Thursday, August 6, 2015

Jamaica's Music Independence

Happy Independence Day Jamaica
When Jamaicans got a taste of ska music on the verge of their independence in 1962, they just couldn't get enough of it. It was a different sound from anything heard before, the first uniquely Jamaican music to be widely recorded.

Radios and record players became popular in Jamaica in the 1950s. Jamaicans became more exposed to American music, and developed a liking for American rhythm and blues. Large sound systems developed to fill the country's appetite for the latest American music. Record playing equipment, records and crew went in trucks to dance halls over Jamaica. Clement (Sir Coxsone) Dodd and Duke Reid (the Trojan) were the two giant sound system operators of that time. The extreme rivalry between them began in the dancehall, and continued into the studio as they both got involved in the recording business. Joining their ranks as record producers by about 1960, were Leslie Kong and Prince Buster, a singer whose vision for a truly Jamaican music helped push his studio musicians into developing the new sound. 
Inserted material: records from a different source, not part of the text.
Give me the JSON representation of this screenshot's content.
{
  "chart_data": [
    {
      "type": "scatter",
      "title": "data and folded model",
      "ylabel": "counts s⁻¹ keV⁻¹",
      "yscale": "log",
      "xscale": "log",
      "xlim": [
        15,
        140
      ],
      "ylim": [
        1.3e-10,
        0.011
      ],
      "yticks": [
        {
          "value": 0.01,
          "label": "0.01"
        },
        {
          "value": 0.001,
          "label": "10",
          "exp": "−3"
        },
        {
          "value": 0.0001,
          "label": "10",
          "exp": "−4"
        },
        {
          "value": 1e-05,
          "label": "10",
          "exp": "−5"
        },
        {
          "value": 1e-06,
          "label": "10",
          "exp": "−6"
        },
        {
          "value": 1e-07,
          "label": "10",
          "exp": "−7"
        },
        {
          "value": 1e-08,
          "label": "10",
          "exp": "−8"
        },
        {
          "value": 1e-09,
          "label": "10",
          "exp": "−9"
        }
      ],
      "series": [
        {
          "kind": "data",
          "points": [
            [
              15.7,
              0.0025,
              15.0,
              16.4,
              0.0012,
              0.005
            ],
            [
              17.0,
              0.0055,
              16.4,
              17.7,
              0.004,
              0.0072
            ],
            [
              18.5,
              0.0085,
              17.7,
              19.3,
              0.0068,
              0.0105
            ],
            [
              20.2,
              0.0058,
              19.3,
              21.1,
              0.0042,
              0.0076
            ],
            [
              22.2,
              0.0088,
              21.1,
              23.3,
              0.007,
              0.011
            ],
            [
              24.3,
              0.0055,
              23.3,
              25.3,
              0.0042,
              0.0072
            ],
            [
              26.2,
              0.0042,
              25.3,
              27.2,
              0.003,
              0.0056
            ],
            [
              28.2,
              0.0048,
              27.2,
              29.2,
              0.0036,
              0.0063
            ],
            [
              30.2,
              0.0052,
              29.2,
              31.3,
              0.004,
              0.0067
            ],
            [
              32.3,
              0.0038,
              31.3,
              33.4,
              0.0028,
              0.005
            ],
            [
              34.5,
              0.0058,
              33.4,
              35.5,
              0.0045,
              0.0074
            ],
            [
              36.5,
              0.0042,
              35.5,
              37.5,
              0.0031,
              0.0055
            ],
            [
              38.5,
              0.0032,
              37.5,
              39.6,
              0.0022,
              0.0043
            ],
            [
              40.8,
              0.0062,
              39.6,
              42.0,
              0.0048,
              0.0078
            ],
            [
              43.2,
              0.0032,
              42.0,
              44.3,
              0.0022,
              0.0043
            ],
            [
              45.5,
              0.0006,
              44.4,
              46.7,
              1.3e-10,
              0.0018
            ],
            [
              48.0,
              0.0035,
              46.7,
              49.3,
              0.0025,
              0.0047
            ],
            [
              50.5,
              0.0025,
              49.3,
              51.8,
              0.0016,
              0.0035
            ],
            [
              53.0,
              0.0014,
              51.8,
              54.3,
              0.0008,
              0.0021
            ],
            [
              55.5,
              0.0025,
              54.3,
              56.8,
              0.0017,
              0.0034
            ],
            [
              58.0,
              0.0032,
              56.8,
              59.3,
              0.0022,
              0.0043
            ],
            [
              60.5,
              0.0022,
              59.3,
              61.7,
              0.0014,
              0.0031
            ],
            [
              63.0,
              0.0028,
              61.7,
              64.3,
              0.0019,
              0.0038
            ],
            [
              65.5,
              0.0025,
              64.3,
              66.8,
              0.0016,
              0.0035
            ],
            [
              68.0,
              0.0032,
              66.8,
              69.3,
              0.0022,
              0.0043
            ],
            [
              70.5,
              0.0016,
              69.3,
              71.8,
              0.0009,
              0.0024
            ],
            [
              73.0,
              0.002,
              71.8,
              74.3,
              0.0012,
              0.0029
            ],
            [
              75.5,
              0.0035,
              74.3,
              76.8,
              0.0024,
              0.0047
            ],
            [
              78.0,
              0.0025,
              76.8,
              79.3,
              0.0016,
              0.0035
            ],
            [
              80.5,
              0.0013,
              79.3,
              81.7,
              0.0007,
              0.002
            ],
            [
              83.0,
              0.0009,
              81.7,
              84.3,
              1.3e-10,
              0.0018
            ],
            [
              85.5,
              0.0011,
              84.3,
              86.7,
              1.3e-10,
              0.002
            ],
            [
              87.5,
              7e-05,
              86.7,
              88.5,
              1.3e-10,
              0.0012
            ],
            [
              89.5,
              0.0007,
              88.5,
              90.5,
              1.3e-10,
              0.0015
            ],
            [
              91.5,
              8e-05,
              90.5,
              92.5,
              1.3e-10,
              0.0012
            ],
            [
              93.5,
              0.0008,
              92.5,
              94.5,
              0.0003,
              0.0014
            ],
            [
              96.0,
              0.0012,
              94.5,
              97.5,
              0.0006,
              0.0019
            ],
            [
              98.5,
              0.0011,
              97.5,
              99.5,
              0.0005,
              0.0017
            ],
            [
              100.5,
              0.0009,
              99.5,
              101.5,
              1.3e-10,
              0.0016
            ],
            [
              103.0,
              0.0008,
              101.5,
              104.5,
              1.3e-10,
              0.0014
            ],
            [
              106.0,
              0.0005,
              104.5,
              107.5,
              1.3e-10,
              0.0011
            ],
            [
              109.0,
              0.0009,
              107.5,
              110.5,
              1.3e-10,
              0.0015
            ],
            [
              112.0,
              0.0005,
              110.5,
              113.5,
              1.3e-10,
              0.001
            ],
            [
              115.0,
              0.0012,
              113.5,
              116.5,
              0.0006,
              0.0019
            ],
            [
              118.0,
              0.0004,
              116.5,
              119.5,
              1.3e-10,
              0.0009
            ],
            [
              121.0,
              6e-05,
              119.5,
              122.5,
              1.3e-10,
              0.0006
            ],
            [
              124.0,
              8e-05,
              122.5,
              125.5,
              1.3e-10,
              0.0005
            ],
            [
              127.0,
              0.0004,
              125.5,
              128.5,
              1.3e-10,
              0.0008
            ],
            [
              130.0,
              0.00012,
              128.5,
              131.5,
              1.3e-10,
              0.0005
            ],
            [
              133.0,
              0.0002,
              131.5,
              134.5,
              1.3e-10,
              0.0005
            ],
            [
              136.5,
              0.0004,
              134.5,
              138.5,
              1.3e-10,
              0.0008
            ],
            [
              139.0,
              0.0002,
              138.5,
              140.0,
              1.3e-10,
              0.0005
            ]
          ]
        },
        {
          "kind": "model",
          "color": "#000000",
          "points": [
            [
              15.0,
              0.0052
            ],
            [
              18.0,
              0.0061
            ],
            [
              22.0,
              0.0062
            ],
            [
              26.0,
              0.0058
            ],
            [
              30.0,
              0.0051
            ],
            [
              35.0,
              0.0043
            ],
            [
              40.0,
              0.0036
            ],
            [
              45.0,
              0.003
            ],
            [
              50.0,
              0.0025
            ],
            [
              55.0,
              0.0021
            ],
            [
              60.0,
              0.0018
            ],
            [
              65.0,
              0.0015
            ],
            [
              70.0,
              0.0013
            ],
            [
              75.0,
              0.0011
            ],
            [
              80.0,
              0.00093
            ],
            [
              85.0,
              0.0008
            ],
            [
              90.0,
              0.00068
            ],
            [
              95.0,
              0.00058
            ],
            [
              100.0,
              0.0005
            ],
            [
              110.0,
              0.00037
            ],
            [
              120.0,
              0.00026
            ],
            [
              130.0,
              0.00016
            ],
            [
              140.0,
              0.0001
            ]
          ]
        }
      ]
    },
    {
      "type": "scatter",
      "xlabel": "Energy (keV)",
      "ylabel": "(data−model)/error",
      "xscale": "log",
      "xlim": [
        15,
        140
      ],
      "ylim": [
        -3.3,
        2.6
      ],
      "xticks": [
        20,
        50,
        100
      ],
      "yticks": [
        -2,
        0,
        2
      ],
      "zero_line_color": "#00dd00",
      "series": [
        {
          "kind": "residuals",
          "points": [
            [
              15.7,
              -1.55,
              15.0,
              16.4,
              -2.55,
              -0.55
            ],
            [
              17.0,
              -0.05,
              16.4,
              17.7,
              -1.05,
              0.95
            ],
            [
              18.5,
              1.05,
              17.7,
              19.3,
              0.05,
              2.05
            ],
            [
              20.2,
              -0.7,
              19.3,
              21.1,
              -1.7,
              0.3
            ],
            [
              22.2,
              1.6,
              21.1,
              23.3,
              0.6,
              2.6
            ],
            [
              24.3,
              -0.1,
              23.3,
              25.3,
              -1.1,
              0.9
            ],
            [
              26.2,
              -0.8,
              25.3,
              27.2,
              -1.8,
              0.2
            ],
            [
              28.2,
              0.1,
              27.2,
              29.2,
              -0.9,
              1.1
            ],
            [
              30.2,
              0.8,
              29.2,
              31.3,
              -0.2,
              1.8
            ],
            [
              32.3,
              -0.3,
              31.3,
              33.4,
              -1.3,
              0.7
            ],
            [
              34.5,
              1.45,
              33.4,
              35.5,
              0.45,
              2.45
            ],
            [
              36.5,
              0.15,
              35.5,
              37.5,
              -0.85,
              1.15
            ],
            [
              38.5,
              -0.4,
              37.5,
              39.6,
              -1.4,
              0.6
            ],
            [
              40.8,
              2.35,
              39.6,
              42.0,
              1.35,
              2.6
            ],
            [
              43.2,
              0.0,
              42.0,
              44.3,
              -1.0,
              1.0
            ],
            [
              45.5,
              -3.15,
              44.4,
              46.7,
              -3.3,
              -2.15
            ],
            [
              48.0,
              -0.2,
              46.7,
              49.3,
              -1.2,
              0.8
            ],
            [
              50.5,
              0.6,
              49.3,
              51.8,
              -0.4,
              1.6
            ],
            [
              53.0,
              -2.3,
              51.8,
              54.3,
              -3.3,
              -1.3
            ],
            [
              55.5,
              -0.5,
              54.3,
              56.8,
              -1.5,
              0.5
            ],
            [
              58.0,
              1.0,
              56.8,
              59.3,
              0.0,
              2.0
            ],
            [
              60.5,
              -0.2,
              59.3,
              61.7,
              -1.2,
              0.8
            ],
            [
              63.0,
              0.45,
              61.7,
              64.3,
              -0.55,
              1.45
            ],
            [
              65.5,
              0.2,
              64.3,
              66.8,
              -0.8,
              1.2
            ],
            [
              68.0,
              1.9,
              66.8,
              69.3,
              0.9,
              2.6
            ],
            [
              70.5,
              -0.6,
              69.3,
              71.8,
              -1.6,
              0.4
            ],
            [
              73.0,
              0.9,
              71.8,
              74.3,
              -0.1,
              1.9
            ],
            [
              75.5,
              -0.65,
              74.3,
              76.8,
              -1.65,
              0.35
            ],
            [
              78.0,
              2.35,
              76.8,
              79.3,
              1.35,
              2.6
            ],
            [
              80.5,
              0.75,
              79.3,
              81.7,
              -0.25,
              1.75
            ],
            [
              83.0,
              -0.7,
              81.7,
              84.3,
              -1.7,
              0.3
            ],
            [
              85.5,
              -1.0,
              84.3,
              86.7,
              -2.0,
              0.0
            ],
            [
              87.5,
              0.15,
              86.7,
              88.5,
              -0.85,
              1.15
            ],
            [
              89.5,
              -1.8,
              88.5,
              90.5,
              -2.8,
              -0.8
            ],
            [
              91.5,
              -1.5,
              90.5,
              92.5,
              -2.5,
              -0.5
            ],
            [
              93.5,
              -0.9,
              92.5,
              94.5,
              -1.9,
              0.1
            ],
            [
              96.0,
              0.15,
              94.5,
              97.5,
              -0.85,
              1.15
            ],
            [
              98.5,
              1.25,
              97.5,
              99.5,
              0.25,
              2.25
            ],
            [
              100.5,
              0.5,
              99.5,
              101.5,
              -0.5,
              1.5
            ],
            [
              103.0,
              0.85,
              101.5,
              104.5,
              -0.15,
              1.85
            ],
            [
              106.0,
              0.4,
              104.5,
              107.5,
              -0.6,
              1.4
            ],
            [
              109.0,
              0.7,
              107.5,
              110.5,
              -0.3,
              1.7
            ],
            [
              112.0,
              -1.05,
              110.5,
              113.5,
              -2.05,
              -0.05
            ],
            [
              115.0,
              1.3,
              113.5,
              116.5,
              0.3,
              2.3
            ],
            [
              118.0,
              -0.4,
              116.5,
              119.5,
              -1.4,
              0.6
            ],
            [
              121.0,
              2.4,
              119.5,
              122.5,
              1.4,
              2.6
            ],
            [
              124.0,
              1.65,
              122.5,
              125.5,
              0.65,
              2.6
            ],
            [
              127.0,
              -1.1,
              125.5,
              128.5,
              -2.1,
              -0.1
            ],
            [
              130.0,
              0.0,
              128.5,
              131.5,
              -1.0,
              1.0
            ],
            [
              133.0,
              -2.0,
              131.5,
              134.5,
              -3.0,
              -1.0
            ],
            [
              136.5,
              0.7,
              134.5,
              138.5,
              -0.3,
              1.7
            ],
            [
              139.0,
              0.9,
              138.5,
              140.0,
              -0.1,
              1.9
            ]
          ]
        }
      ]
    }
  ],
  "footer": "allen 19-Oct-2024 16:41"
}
In the early days of the Jamaica music industry, the main output was American style RnB and boogie. When the style in America began to shift to rock and roll, Jamaica went its own way and produced Ska music.  It used elements drawn from Jamaican mento, revival and rastafarian drumming, in addition to rhythm and blues, boogie and swing. The afterbeat was stressed instead of the downbeat, and this has been a defining feature of popular Jamaican music since that time. 
Many of the early studio musicians were trained instrumentalists, and much of the music was purely instrumental. These musicians were the innovators behind the new music. Bands such as the Skatalites which comprised some of the finest Jamaican studio musicians of that time, including the brilliant trombonist Don Drummond.

Ska developed in downtown Kingston. It took a while for it to be accepted by the middle and upper classes, but Byron Lee and his band played a great role in promoting this music to the wider society. Eventually the whole country was in a ska frenzy. With the release of Millie Small's "My Boy Lollipop" in England by producer Chris Blackwell in 1964, ska had an international hit.

Some of the hits in that time are "Wash Wash" by Prince Buster, "Ring of Fire" by the Skatalites, Oh Carolina by Folkes Brothers, Carry Go Bring Come by Justin Hines and the Dominoes, Confucius by Don Drummond, Six and Seven Book of Moses by the Maytals and Hard Man Fi Dead another Prince Buster runaway hit.



In 1963, Coxsone Records produced a song called "Simmer Down" which would become the Wailers first hit in 1964 and featured the voice of a very young Bob Marley. Some people associated ska music with the optimism of independence. Others think that through the horns, the music expressed the cares of the working class. That the frenzied pace of the music provided a way for them to release the pressures of daily living. By the mid 1960's Jamaica was ready for a slower, more brooding music called rock steady.